I walked over to them, my hands held out. I wanted to calm them down, get their attention.
“Oh, thank you, Mr. Nelson,” said the professor. He reached out and unhooked from my hand the strap of the binoculars. “I’ll take those. Well, I’d say you brought us luck, wouldn’t you agree, Isobel, Wallace? Quite a remarkable display, that second one especially. Like the Bahia Kino Light of the Gulf of California, but in motion! Ionization of the air, perhaps, but no Geiger activity, mmm. A lower voltage, perhaps?” He patted his pockets. “Need a shopping list for our next vigil. A portable Curran counter, perhaps—”
I grabbed at his sleeve. “I saw it.”
“Yes? Well, we all saw it, Mr. Nelson. Really a tremendous phenomenon—if the distant lights and the close light are related, that is, and their joint appearance cannot be coincidental. I’ll have Isobel take your statement before we go, but now, if you’ll excuse me.”
“I don’t mean tonight,” I said, “and I don’t mean no spooklights. I seen the real thing, an honest-to-God flying saucer, in 1956. At my farm outside Mountain View, west of here.

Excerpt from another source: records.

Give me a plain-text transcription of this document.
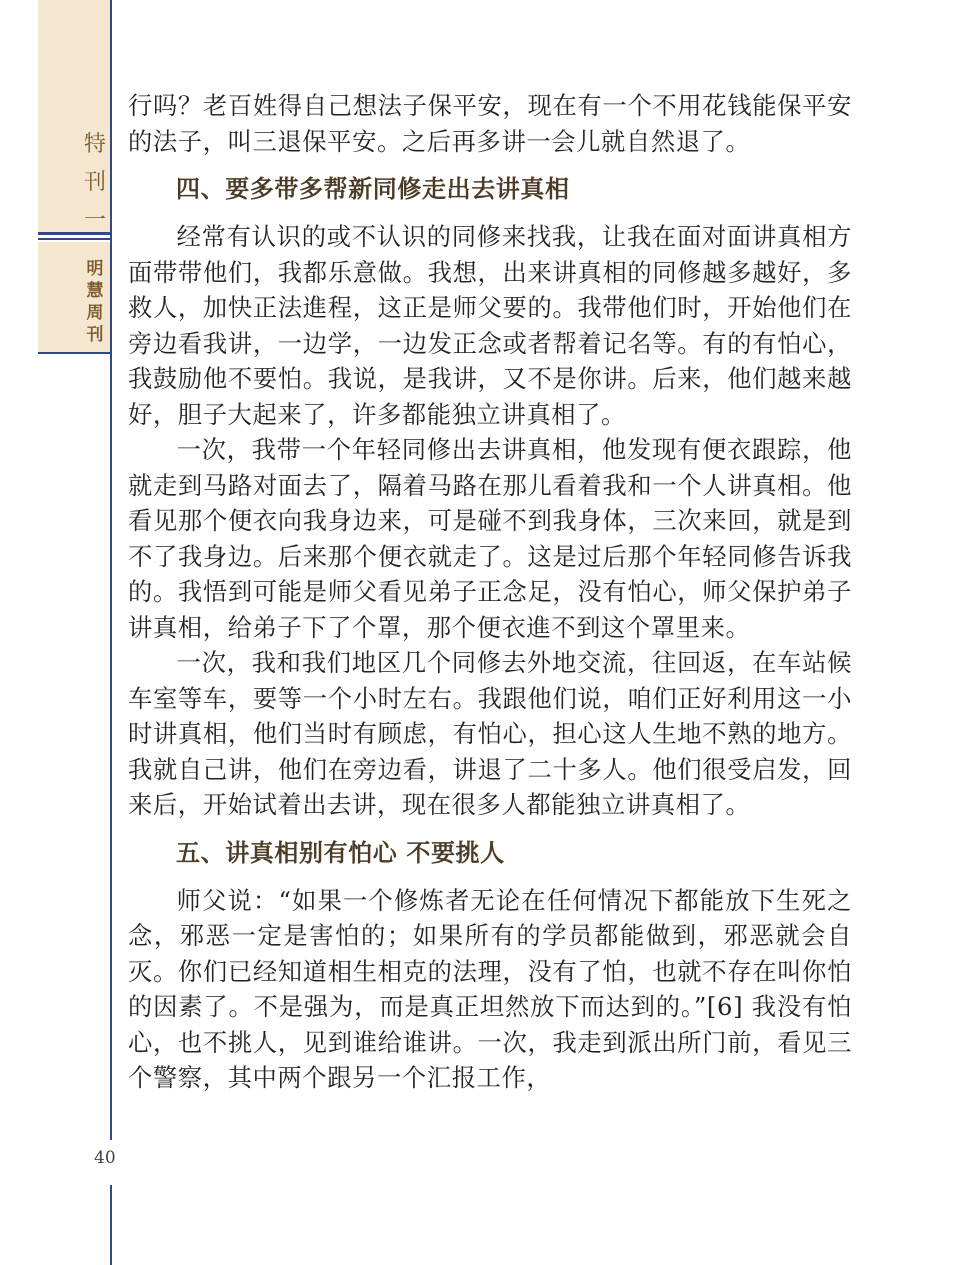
特
刊
一
明
慧
周
刊
40

行吗？老百姓得自己想法子保平安，现在有一个不用花钱能保平安的法子，叫三退保平安。之后再多讲一会儿就自然退了。

四、要多带多帮新同修走出去讲真相

经常有认识的或不认识的同修来找我，让我在面对面讲真相方面带带他们，我都乐意做。我想，出来讲真相的同修越多越好，多救人，加快正法進程，这正是师父要的。我带他们时，开始他们在旁边看我讲，一边学，一边发正念或者帮着记名等。有的有怕心，我鼓励他不要怕。我说，是我讲，又不是你讲。后来，他们越来越好，胆子大起来了，许多都能独立讲真相了。

一次，我带一个年轻同修出去讲真相，他发现有便衣跟踪，他就走到马路对面去了，隔着马路在那儿看着我和一个人讲真相。他看见那个便衣向我身边来，可是碰不到我身体，三次来回，就是到不了我身边。后来那个便衣就走了。这是过后那个年轻同修告诉我的。我悟到可能是师父看见弟子正念足，没有怕心，师父保护弟子讲真相，给弟子下了个罩，那个便衣進不到这个罩里来。

一次，我和我们地区几个同修去外地交流，往回返，在车站候车室等车，要等一个小时左右。我跟他们说，咱们正好利用这一小时讲真相，他们当时有顾虑，有怕心，担心这人生地不熟的地方。我就自己讲，他们在旁边看，讲退了二十多人。他们很受启发，回来后，开始试着出去讲，现在很多人都能独立讲真相了。

五、讲真相别有怕心 不要挑人

师父说：“如果一个修炼者无论在任何情况下都能放下生死之念，邪恶一定是害怕的；如果所有的学员都能做到，邪恶就会自灭。你们已经知道相生相克的法理，没有了怕，也就不存在叫你怕的因素了。不是强为，而是真正坦然放下而达到的。”[6] 我没有怕心，也不挑人，见到谁给谁讲。一次，我走到派出所门前，看见三个警察，其中两个跟另一个汇报工作，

Thataway.” I pointed. “It shot out a beam of light, and after I was in that light, I felt better, not so many aches and pains. And listen: I saw it more than once, the saucer. It kept coming back.”
He was backing away from me. “Mr. Nelson, really, I must—”
“And I met the crew,” I told him. “The pilot stepped out of the saucer to talk with me. That’s right, with me. He looked human, just like you and me, only better-looking. He looked like that boy in Battle Cry, Tab Hunter. But he said his name was—”
“Mr. Nelson.” The early morning light was all around by now, giving everything a gray glow, and I could see Rutledge was frowning. “Please. You’ve had a very long night, and a stressful o
ne. You’re tired, and I’m sorry to say that you’re no longer young. What you’re saying no longer makes sense.”
“Don’t make sense!” I cried. “You think what we just saw makes sense?”
“I concede that I have no ready explanations, but what we saw were lights, Mr. Nelson, only lights. No sign of intelligence, nor of aircraft. Certainly not of crew members. No little green men. No grays. No Tab Hunter from the Moon.”
“He lived on Mars,” I said, “and his name was Bob Solomon.”
The professor stared at me. The boy behind him, Wallace, stared at me, too, nearabouts tripping over his own feet as he bustled back and forth toting things to the truck. The girl just shook her head, and turned and walked into the woods.
“I wrote it up in a little book,” I told the professor. “Well, I say I wrote it. Really, I talked it out, and I paid a woman at the library to copy it down and type it. I got a copy in the pickup. Let me get it. Won’t take a sec.”
“Mr. Nelson,” he said again. “I’m sorry, I truly am. If you write me at the college, and enclose your address, I’ll see you get a copy of our article, should it appear. We welcome interest in our work from the layman. But for now, here, today, I must ask you to leave.”